Un análisis del Instituto de Tecnología de Massachusetts ha estudiado las consecuencias neuronales y conductuales de la escritura de ensayos asistida por IA. Realizaron una buena calibración de efectos, ya que pudieron apoyarse de electroencefalogramas para medir la actividad cerebral de las personas que fueron partícipes de dicho análisis. Los resultados son evidentes: la IA está rebajando nuestra capacidad cognitiva.
Los efectos negativos de usar la IA, son más perjudiciales de lo que se cree
Fueron un total de 54 participantes en este análisis que fueron divididos en tres grupos. La tarea fue sencilla: redactar tres textos escritos en tres meses, uno por mes. Un grupo podía apoyarse de ChatGPT; el segundo podía recopilar información mediante el buscador de Google, excepto por los resúmenes de IA; el tercero solo podía hacer uso de su conocimiento sin recurrir a internet.
En el cuarto mes, en cada grupo se hizo una selección de un subgrupo que debía hacer la misma tarea teniendo un cambio de rol. Los que usaban ChatGPT ya no podían usarlo; los que no tenían el apoyo ahora podían usarlo como herramienta. Después se realizaron las electroencefalografías. Las imágenes podían hablar por sí solas. El rendimiento neuronal, lingüístico y conductual de quienes utilizaron IA era inferior al de los otros grupos. Lo relevante es que los valores decrecían mes a mes; con cada ensayo y uso de IA, el rendimiento neuronal disminuía rotundamente.
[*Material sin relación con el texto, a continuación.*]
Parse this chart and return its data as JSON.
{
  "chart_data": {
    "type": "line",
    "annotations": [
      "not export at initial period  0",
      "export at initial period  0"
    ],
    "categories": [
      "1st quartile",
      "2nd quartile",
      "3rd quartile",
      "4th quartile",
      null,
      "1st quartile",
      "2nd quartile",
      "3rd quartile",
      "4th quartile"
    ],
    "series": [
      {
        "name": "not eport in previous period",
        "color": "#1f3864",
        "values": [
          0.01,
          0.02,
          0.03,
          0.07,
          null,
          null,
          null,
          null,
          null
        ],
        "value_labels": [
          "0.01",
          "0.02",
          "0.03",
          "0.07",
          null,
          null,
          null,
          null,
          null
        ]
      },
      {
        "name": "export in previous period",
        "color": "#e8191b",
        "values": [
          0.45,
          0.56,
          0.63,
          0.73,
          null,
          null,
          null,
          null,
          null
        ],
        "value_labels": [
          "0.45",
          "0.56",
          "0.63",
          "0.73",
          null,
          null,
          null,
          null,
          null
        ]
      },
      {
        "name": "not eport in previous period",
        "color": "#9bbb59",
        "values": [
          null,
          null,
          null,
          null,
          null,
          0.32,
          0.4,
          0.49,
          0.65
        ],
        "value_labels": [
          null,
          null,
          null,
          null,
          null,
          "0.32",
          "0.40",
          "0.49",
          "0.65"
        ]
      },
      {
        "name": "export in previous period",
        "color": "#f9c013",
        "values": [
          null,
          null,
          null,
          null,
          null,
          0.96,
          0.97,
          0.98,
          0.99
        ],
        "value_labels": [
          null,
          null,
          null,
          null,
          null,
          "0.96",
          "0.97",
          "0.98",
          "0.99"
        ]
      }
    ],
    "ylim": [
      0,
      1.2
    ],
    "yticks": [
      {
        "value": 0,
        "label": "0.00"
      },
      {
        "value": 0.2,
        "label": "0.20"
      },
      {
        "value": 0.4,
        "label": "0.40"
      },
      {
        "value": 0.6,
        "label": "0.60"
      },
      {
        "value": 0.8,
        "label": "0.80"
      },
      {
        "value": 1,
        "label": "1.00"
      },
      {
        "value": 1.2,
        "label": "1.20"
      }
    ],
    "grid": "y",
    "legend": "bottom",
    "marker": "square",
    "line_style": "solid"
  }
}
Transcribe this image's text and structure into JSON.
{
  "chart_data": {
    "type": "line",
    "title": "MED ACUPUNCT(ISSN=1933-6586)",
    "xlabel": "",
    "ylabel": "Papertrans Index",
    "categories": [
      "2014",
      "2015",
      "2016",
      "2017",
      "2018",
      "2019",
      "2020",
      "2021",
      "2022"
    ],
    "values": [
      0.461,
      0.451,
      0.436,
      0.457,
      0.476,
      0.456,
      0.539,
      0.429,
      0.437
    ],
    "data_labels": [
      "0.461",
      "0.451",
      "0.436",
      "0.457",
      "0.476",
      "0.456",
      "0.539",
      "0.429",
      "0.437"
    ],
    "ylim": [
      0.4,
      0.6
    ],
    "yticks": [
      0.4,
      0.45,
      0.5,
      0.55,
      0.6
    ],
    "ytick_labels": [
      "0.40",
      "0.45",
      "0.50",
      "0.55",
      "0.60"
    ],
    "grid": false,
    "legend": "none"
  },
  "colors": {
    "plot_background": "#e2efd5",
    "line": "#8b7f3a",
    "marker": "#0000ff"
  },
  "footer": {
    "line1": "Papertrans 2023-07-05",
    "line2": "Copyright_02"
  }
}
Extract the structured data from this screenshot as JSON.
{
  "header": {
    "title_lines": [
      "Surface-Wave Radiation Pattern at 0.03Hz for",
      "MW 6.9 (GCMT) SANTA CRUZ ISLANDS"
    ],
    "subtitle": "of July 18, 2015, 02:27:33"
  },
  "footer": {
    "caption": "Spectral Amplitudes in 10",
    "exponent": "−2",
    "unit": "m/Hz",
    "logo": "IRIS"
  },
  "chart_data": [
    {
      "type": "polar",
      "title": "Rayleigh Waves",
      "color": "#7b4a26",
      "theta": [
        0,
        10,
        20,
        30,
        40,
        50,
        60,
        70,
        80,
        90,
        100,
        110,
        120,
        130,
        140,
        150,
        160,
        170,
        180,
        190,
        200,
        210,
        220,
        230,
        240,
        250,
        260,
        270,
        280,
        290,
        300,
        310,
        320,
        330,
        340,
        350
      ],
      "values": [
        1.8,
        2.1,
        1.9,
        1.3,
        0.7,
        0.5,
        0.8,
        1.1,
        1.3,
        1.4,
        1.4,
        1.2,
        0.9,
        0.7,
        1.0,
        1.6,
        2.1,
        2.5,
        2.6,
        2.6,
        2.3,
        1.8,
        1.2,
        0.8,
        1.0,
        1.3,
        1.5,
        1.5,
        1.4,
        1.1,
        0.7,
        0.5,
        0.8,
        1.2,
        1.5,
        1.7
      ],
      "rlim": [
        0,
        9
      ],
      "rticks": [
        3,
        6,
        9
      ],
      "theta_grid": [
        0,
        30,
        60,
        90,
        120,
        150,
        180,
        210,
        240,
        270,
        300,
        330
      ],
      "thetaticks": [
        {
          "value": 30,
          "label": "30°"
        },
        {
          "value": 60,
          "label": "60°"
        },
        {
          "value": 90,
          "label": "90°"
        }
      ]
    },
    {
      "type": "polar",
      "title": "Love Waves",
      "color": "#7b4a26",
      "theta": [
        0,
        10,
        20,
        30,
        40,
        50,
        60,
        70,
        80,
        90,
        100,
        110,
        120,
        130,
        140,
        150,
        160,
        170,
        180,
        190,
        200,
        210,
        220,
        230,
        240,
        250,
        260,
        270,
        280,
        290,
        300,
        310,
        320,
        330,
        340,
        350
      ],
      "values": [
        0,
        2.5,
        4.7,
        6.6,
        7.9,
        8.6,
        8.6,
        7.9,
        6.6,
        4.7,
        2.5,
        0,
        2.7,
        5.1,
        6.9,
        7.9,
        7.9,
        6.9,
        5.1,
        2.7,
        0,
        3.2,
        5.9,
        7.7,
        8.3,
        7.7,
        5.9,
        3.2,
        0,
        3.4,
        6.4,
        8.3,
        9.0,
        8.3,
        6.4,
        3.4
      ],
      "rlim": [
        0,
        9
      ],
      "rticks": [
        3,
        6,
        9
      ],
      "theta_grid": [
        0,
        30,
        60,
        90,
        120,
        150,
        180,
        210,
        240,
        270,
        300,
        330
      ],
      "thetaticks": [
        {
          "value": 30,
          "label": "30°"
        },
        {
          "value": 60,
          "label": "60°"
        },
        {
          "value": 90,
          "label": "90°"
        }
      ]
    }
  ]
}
La investigadora líder en este análisis, Nataliya Kosmyna, indicó cada uno de los resultados, destacando las consecuencias de las actividades con IA. El cerebro como tal no se durmió, pero se registró menos activación en las áreas de creatividad y procesamiento de la información. El análisis aún sigue pendiente de revisarse con mayor amplitud, pero ya colocó un indicador que puede ser preocupante. La IA puede ofrecer mucha facilidad a través de herramientas que pueden generar que el esfuerzo cognitivo en los humanos empeore. Nuestro sistema neurológico podría perder la motivación para utilizarse; a largo plazo, las consecuencias podrían ser mucho peores.

Es momento de señalar a la IA y utilizarla responsablemente
Si no fuera por este estudio, muchos de nosotros podríamos seguir asegurando que la IA no tiene ningún fin perjudicial. Se demuestra que utilizarla constantemente para una actividad puede ayudarnos a reducir nuestra actividad pensante. ¿Te has puesto a pensar cuánto tiempo has usado la IA y si has notado cambios en tus procesos personales y profesionales?
Si utilizas la IA a diario, puede que este artículo te lleve a razonar cómo mejorar esto. Puede que la utilicemos para muchos fines; sin embargo, comenzar a sustituir nuestra capacidad cognitiva por ello puede ser algo que beneficie a corto plazo, pero a largo plazo puede pasarnos una gran factura mental.